Der Akkustik-Jazz des 2010 Auftritts beim Londoner Jazzfestival hat neue Fans ins Robert Glasper-Lager gespült. Da wird es Zeit, sie neu zu fordern. Lift Off beginnt mit einem Radio-Jingle-Einstieg. Wie ein Interlude gedacht, versucht es sich Platz zu schaffen. Shafiq Husayn macht den Crooner im Stil eines Barry White. Man ist gespannt.

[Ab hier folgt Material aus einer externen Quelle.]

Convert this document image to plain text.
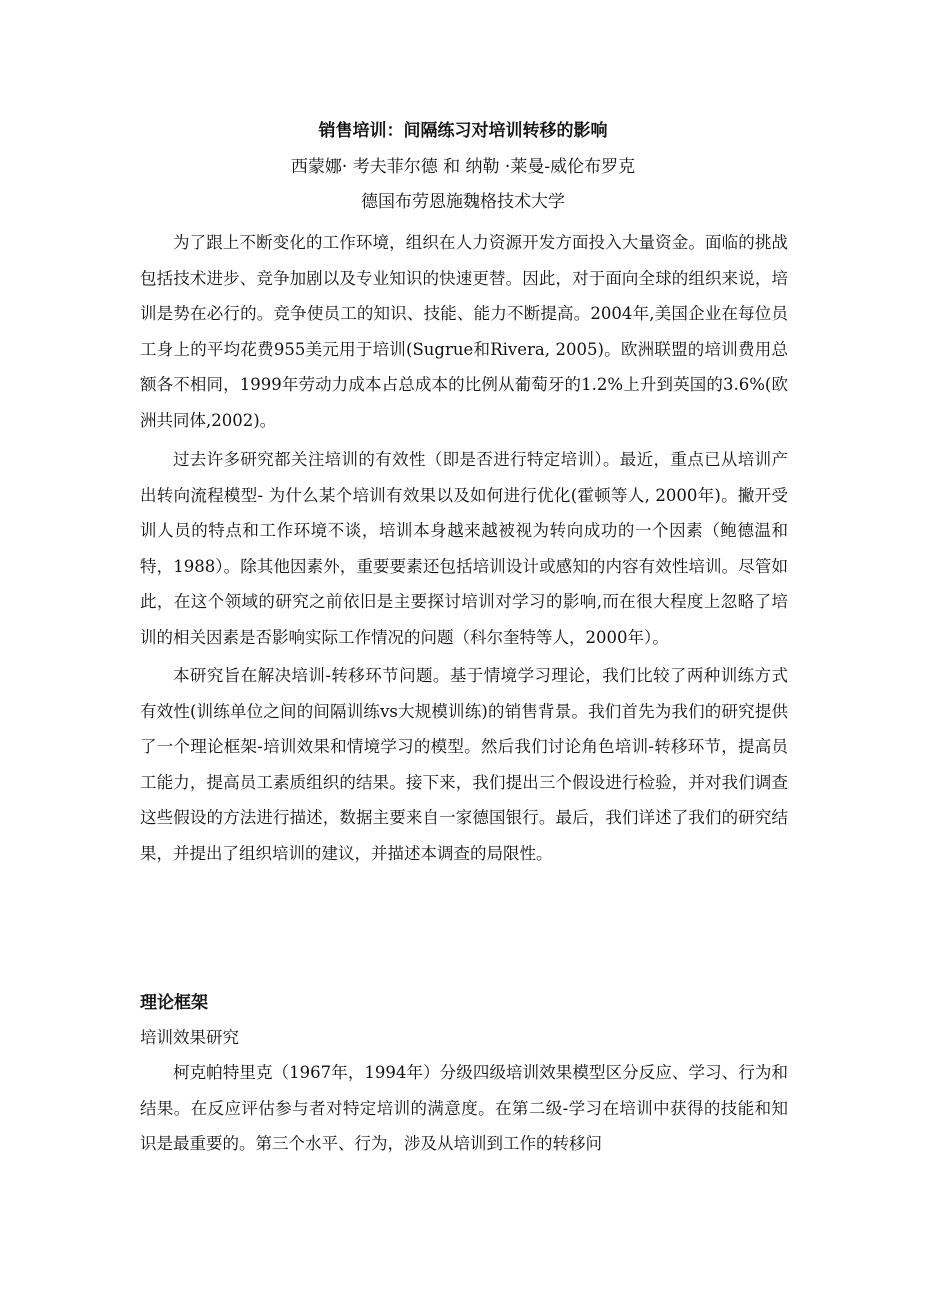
销售培训：间隔练习对培训转移的影响
西蒙娜· 考夫菲尔德 和 纳勒 ·莱曼-威伦布罗克
德国布劳恩施魏格技术大学

为了跟上不断变化的工作环境，组织在人力资源开发方面投入大量资金。面临的挑战包括技术进步、竞争加剧以及专业知识的快速更替。因此，对于面向全球的组织来说，培训是势在必行的。竞争使员工的知识、技能、能力不断提高。2004年,美国企业在每位员工身上的平均花费955美元用于培训(Sugrue和Rivera, 2005)。欧洲联盟的培训费用总额各不相同，1999年劳动力成本占总成本的比例从葡萄牙的1.2%上升到英国的3.6%(欧洲共同体,2002)。

过去许多研究都关注培训的有效性（即是否进行特定培训）。最近，重点已从培训产出转向流程模型- 为什么某个培训有效果以及如何进行优化(霍顿等人, 2000年)。撇开受训人员的特点和工作环境不谈，培训本身越来越被视为转向成功的一个因素（鲍德温和特，1988）。除其他因素外，重要要素还包括培训设计或感知的内容有效性培训。尽管如此，在这个领域的研究之前依旧是主要探讨培训对学习的影响,而在很大程度上忽略了培训的相关因素是否影响实际工作情况的问题（科尔奎特等人，2000年）。

本研究旨在解决培训-转移环节问题。基于情境学习理论，我们比较了两种训练方式有效性(训练单位之间的间隔训练vs大规模训练)的销售背景。我们首先为我们的研究提供了一个理论框架-培训效果和情境学习的模型。然后我们讨论角色培训-转移环节，提高员工能力，提高员工素质组织的结果。接下来，我们提出三个假设进行检验，并对我们调查这些假设的方法进行描述，数据主要来自一家德国银行。最后，我们详述了我们的研究结果，并提出了组织培训的建议，并描述本调查的局限性。

理论框架
培训效果研究

柯克帕特里克（1967年，1994年）分级四级培训效果模型区分反应、学习、行为和结果。在反应评估参与者对特定培训的满意度。在第二级-学习在培训中获得的技能和知识是最重要的。第三个水平、行为，涉及从培训到工作的转移问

Danach bittet Erykah Badu zum Mikrocheck. Afro Blue läuft mit Rhodes und Piano an den Rand eines Hits. Smoother klang Erykah schon lange nicht mehr. Robert Glasper wirft einen Oldschool-Filter auf die Tracks. Wunderbar warm. Glasper verlässt nie ganz die Spuren und Wegweiser des Jazz, doch aber nähert er sich hörbar dem Mainstream an, versucht aber nicht die Haltung zu verlieren. Er wackelt nie.

Genresübergreifend läuft Black Radio konsequent durch. Glasper gelingt es, alle Mitmusiker unter einen Hut zu bringen. Hier wirkt nichts zusammengewürfelt oder mosaikhaft. Jedes Solo, jedes ungestüme Break, eines überragenden Chris Davis, sitzt am rechten Fleck. Der Bass, eines sehr gut aufgelegten Derrick Hodge, versprüht Sexyness und Kontrolle gleichermaßen. Glasper verbindet Urban, Hip Hop, Soul und Jazz. Eine Kombination, die natürlich schon Erfahrungswerte vergangener Jahrzehnte auf dem Buckel hat, die man vielleicht nicht unbedingt vermisst hat, doch wieder neu anerkennen muss.
Lupe Fiasco taucht auf und feuert aus allen Hüften. Bilal unterstützt ihn tatkräftig, der auch wunderbar Bowies Letter To Hermione intoniert. Smells Like Teen Spirit wird in siebeneinhalb Minuten durch den Vocoder gezogen, dass nur noch die Grundtöne des Pianos an Kurts Hymne erinnern. Stark! Black Radio ist ein tolles Album, das sich immer wieder aus Jazzpianomotiven ein anderes Genre sucht. Manchmal können Projekte mehr als nur cool sein. Geheimtipp!